What is known about this topic

  • Prospective epidemiological studies have shown that BP has a continuous, graded adverse effect on the risk of developing future cardiovascular events. In short, the earlier the onset of hypertension, the longer its duration, and the greater the risk for future cardiovascular events.

  • Recognizing the importance of the health of young adults in relation to hypertension, some communities and countries have already begun examining YOH to highlight this issue in their local setting.

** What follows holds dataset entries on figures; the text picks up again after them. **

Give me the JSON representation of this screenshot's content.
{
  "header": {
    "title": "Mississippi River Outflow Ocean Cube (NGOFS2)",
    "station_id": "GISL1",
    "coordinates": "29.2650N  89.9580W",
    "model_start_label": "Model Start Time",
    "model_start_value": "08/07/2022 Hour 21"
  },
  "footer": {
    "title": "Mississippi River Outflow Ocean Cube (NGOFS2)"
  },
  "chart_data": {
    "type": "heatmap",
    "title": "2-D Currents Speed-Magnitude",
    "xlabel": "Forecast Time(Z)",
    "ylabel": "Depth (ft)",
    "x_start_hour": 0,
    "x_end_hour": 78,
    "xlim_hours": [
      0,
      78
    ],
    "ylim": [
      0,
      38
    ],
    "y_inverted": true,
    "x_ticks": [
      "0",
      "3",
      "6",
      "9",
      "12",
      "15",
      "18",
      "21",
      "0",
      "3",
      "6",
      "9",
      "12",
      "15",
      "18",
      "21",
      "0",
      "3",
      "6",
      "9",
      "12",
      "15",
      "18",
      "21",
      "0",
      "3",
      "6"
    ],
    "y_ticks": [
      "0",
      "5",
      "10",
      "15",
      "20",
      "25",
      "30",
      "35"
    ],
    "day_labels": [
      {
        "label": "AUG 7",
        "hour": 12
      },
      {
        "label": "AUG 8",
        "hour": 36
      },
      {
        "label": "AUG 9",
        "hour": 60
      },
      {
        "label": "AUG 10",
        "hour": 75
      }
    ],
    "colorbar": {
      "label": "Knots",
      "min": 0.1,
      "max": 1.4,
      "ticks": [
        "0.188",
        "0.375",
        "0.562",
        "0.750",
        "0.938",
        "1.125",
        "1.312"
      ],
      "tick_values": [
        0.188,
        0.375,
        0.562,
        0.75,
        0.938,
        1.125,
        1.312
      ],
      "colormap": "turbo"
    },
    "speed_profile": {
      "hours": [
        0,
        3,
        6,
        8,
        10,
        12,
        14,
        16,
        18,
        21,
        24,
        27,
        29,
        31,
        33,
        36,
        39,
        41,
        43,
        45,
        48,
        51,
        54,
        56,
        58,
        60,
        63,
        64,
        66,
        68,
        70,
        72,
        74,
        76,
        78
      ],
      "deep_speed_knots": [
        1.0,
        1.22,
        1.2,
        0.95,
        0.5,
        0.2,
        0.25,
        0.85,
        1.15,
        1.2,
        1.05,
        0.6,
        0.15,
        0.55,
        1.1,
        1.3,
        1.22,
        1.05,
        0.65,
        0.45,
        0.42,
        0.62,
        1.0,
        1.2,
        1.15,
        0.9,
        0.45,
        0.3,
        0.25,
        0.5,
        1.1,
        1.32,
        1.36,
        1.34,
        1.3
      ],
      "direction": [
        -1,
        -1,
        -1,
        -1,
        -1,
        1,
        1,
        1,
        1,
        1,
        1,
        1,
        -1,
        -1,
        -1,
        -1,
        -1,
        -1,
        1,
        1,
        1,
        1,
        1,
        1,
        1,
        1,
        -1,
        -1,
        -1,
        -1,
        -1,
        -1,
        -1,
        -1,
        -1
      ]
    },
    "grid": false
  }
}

In the USA alone, it has been elucidated that nearly one in five young adults have hypertension and measures are already underway to expound and address this.

What this study adds

  • Utilising data from the NHMSs over 10 years from 2006 to 2015, this study reveals the pervasiveness of YOH in Malaysia. Data on trends of YOH are important to monitor the burden of cardiovascular outcomes, and assess the effectiveness of available public health interventions over time.

  • Subgroup analysis reveals important target groups and focused areas on the management and prevention of hypertension among young adults.